Several people have suggested that the AI doesn't "understand" about limited food. It seems to prefer building roads over farms, so a player who dedicates himself to growing population can easily outgrow the AIs.

I have looked at a couple of autoplay games. I usually run 350 turns, 11 players, huge map. There are plenty of AI cities with population in the 9-10 range. Maybe the human player can get there a lot faster in the early game.

The only way I can find to adjust the priority of farms is the improvement weight field for leaderheads, as suggested by refar. The improvements themselves do not have any weights, nor do the build commands, nor any other place I can think of looking.

The existing AIs in Fury Road already use the weights. I am wondering if this makes any difference. Specifically, the following AIs have "preferences" according to the leaderhead file.

Farm only: Chen/Christopher, Stein
Farm and junkyard: Aelwyn/Jane, Shiro/Ares, Mick, Max
Town: Stevie, Debbie
Town and junkyard: Montezuma/Ironhead

Where I have listed two names, the first name is for version 0.7 and the second one is for version 0.8. I renamed a couple of the AIs and also when I deleted Monty and Shiro, I moved their AI personality around to keep the trait distribution balanced.

Based on any save games you may have around, does it seem that these leaders have any better luck with food than others?
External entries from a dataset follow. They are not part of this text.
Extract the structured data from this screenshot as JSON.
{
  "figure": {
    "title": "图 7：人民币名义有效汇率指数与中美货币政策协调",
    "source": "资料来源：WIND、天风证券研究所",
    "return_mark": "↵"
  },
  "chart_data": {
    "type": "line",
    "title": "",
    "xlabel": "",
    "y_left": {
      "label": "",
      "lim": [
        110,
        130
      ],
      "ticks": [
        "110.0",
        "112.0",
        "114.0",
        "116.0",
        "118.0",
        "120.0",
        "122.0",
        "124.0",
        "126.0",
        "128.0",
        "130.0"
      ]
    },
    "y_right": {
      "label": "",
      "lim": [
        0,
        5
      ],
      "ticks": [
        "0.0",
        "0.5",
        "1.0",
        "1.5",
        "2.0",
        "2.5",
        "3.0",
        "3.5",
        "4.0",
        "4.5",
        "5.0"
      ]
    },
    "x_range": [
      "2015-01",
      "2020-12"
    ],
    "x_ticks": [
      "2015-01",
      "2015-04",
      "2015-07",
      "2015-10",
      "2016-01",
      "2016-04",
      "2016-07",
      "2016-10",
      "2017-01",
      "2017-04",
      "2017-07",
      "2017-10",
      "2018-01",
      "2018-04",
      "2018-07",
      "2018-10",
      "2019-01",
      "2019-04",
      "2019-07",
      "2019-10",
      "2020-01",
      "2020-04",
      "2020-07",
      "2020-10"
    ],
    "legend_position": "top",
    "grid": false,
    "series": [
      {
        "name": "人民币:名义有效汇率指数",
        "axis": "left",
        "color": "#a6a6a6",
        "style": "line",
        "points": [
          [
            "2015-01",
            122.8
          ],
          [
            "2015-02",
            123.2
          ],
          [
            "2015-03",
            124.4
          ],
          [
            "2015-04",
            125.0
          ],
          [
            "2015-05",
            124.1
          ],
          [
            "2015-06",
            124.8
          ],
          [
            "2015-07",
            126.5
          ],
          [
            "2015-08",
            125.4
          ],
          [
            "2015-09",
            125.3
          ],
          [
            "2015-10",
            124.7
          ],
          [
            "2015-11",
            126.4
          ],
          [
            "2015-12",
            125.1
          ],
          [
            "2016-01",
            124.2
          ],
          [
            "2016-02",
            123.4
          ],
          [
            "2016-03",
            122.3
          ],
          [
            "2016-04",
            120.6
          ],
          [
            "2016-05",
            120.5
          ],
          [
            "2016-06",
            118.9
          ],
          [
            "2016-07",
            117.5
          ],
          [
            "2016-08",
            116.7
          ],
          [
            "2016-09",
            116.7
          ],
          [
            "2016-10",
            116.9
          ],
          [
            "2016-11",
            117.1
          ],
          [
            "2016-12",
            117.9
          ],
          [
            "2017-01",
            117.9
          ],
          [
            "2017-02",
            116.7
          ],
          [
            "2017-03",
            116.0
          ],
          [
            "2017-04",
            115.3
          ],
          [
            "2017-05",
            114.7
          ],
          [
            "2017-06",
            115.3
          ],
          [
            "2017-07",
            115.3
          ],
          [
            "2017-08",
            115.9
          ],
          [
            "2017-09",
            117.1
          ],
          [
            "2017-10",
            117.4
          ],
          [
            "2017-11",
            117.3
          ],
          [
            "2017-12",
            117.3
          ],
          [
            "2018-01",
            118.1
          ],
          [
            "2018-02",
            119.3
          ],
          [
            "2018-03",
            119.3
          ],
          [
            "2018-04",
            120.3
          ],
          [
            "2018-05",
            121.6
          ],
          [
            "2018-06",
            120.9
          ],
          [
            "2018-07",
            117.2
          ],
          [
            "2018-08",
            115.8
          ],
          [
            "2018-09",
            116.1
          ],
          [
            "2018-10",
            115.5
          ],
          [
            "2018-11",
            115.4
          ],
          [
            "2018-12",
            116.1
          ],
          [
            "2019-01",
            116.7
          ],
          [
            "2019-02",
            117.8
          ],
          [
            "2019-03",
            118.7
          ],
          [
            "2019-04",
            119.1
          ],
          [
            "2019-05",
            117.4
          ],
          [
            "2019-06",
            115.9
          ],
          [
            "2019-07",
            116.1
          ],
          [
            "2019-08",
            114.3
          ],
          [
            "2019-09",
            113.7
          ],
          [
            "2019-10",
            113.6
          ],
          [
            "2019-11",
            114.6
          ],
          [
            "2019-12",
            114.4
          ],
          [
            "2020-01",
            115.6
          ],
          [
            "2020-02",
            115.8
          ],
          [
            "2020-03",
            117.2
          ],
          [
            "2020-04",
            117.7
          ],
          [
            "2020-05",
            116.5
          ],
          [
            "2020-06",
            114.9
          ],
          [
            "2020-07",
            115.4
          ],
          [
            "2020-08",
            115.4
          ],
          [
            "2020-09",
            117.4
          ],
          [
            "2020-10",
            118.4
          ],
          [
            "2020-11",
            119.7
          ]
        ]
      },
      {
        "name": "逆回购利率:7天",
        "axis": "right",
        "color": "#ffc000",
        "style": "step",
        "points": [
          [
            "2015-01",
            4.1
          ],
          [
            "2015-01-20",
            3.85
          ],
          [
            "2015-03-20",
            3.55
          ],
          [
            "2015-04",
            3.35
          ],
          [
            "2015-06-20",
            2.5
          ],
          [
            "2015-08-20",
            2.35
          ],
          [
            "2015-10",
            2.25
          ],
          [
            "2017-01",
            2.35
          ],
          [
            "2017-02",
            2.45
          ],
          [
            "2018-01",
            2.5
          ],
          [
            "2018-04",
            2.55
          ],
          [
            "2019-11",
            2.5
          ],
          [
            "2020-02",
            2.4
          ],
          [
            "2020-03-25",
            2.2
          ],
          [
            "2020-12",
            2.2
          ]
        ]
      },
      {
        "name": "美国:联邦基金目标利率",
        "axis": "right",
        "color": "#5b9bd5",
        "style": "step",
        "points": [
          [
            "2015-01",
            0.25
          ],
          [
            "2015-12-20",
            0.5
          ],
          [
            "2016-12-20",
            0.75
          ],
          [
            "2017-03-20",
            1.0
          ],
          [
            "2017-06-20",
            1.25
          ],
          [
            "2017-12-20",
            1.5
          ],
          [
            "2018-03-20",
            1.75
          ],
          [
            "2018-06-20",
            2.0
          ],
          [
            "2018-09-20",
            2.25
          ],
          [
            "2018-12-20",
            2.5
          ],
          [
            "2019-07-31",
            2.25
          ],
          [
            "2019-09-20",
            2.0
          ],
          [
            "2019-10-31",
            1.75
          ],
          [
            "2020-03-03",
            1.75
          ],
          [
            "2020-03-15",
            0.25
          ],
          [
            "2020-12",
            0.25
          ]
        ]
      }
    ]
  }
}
If it seems that Stevie and Chen are both equally bad at building farms, then there is little point in adjusting these weights.
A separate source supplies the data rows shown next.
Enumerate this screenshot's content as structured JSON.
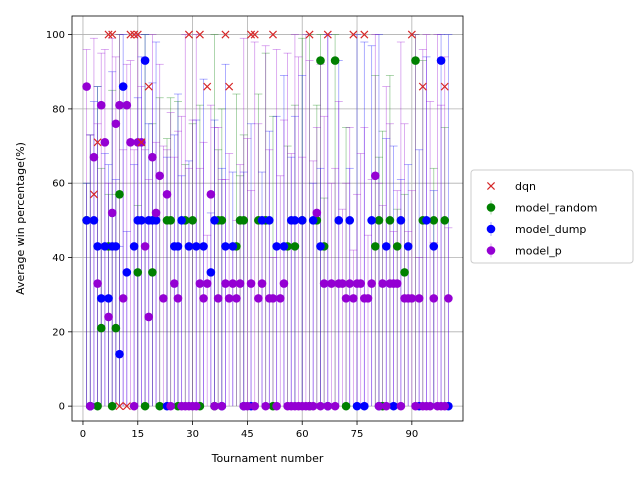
{
  "chart_data": {
    "type": "scatter",
    "xlabel": "Tournament number",
    "ylabel": "Average win percentage(%)",
    "xlim": [
      -3,
      104
    ],
    "ylim": [
      -4,
      105
    ],
    "xticks": [
      0,
      15,
      30,
      45,
      60,
      75,
      90
    ],
    "yticks": [
      0,
      20,
      40,
      60,
      80,
      100
    ],
    "grid": true,
    "legend_position": "center-right",
    "series": [
      {
        "name": "dqn",
        "marker": "x",
        "color": "#d62728",
        "x": [
          3,
          4,
          7,
          8,
          10,
          12,
          13,
          14,
          15,
          16,
          18,
          29,
          32,
          34,
          39,
          40,
          46,
          47,
          52,
          62,
          67,
          74,
          77,
          90,
          93,
          99
        ],
        "y": [
          57,
          71,
          100,
          100,
          0,
          0,
          100,
          100,
          100,
          71,
          86,
          100,
          100,
          86,
          100,
          86,
          100,
          100,
          100,
          100,
          100,
          100,
          100,
          100,
          86,
          86
        ]
      },
      {
        "name": "model_random",
        "marker": "o",
        "color": "#008000",
        "x": [
          1,
          2,
          4,
          5,
          7,
          8,
          9,
          10,
          15,
          17,
          19,
          21,
          23,
          24,
          26,
          28,
          30,
          32,
          36,
          37,
          38,
          42,
          43,
          44,
          48,
          50,
          52,
          56,
          58,
          60,
          62,
          64,
          65,
          66,
          69,
          72,
          80,
          81,
          82,
          84,
          86,
          88,
          91,
          93,
          96,
          99
        ],
        "y": [
          50,
          0,
          0,
          21,
          43,
          0,
          21,
          57,
          36,
          0,
          36,
          0,
          50,
          50,
          0,
          50,
          50,
          0,
          0,
          50,
          50,
          43,
          50,
          50,
          50,
          50,
          0,
          43,
          43,
          50,
          0,
          50,
          93,
          43,
          93,
          0,
          43,
          50,
          0,
          50,
          43,
          36,
          93,
          50,
          50,
          50
        ]
      },
      {
        "name": "model_dump",
        "marker": "o",
        "color": "#0000ff",
        "x": [
          1,
          2,
          3,
          4,
          5,
          6,
          7,
          8,
          9,
          10,
          11,
          12,
          14,
          15,
          16,
          17,
          18,
          19,
          20,
          23,
          25,
          26,
          27,
          29,
          31,
          33,
          35,
          36,
          38,
          39,
          41,
          44,
          46,
          49,
          51,
          53,
          55,
          57,
          58,
          60,
          63,
          65,
          67,
          70,
          73,
          75,
          77,
          79,
          81,
          83,
          85,
          87,
          89,
          92,
          94,
          96,
          98,
          100
        ],
        "y": [
          50,
          0,
          50,
          43,
          29,
          43,
          29,
          43,
          43,
          14,
          86,
          36,
          43,
          50,
          50,
          93,
          50,
          50,
          50,
          0,
          43,
          43,
          50,
          43,
          43,
          43,
          36,
          50,
          0,
          43,
          43,
          0,
          0,
          50,
          50,
          43,
          43,
          50,
          50,
          50,
          50,
          43,
          0,
          50,
          50,
          0,
          0,
          50,
          0,
          43,
          0,
          50,
          43,
          0,
          50,
          43,
          93,
          0
        ]
      },
      {
        "name": "model_p",
        "marker": "o",
        "color": "#9400d3",
        "x": [
          1,
          2,
          3,
          4,
          5,
          6,
          7,
          8,
          9,
          10,
          11,
          12,
          13,
          14,
          15,
          16,
          17,
          18,
          19,
          20,
          21,
          22,
          23,
          24,
          25,
          26,
          27,
          28,
          29,
          30,
          31,
          32,
          33,
          34,
          35,
          36,
          37,
          38,
          39,
          40,
          41,
          42,
          43,
          44,
          45,
          46,
          47,
          48,
          49,
          50,
          51,
          52,
          53,
          54,
          55,
          56,
          57,
          58,
          59,
          60,
          61,
          62,
          63,
          64,
          65,
          66,
          67,
          68,
          69,
          70,
          71,
          72,
          73,
          74,
          75,
          76,
          77,
          78,
          79,
          80,
          81,
          82,
          83,
          84,
          85,
          86,
          87,
          88,
          89,
          90,
          91,
          92,
          93,
          94,
          95,
          96,
          97,
          98,
          99,
          100
        ],
        "y": [
          86,
          0,
          67,
          33,
          81,
          71,
          24,
          52,
          76,
          81,
          29,
          81,
          71,
          0,
          71,
          71,
          43,
          24,
          67,
          52,
          62,
          29,
          57,
          0,
          33,
          29,
          0,
          0,
          0,
          0,
          0,
          33,
          29,
          33,
          57,
          0,
          29,
          0,
          33,
          29,
          33,
          29,
          33,
          0,
          0,
          33,
          0,
          29,
          33,
          0,
          29,
          29,
          0,
          29,
          33,
          0,
          0,
          0,
          0,
          0,
          0,
          0,
          0,
          52,
          0,
          33,
          0,
          33,
          0,
          33,
          33,
          29,
          33,
          29,
          33,
          33,
          29,
          29,
          33,
          62,
          0,
          33,
          0,
          33,
          33,
          33,
          0,
          29,
          29,
          29,
          0,
          29,
          0,
          0,
          0,
          29,
          0,
          0,
          0,
          29
        ]
      }
    ]
  }
}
In case anybody wants to try an experiment, I have modified the leaderhead file so that all the AI's have a high weight for farms. You could unzip this file View attachment 183769 on top of your existing 0.8 leaderheadinfo file. Make sure it goes into the right directory, you should get a warning about overwriting the file.

Does it feel like it makes any difference? If not, I can't think of any other good way to teach the AI that farms are more important. Any suggestions?
 
I will try it with the new file.
 
I gave the whole Sity Size issue some thought (did not have time to actually try something out yet).

In my previous games i did see the AI building farms - maybe a few more were good, but it's not like it never makes them.

There is another possible reason for small AI cities: Whip. I know that the default game AI makes use of whipping.
If the AI - being un-aware of the Post Apo theme and its economic constrains - still uses whip of Fury Road it might explain the small cities.

Maybe removing the Slavery Civic (or giving it some other face than the whip) is a good idea.
I myself only rarely use whip on furyroad anyway - there is just no food to regrow.
 
Interesting point about whip. Since I put back the "almost full" civics matrix in 0.5, I have not kept statistics about whether any civics are chosen more often by the AI. I don't think I can specifically track how often the AI whips, but I can certainly track who has which civic. AI's that don't use slavery are clearly not whipping.

Peter and Stein have slavery as a favorite civic, which I guess means they are likely to choose it. Maybe they stay smaller as a result.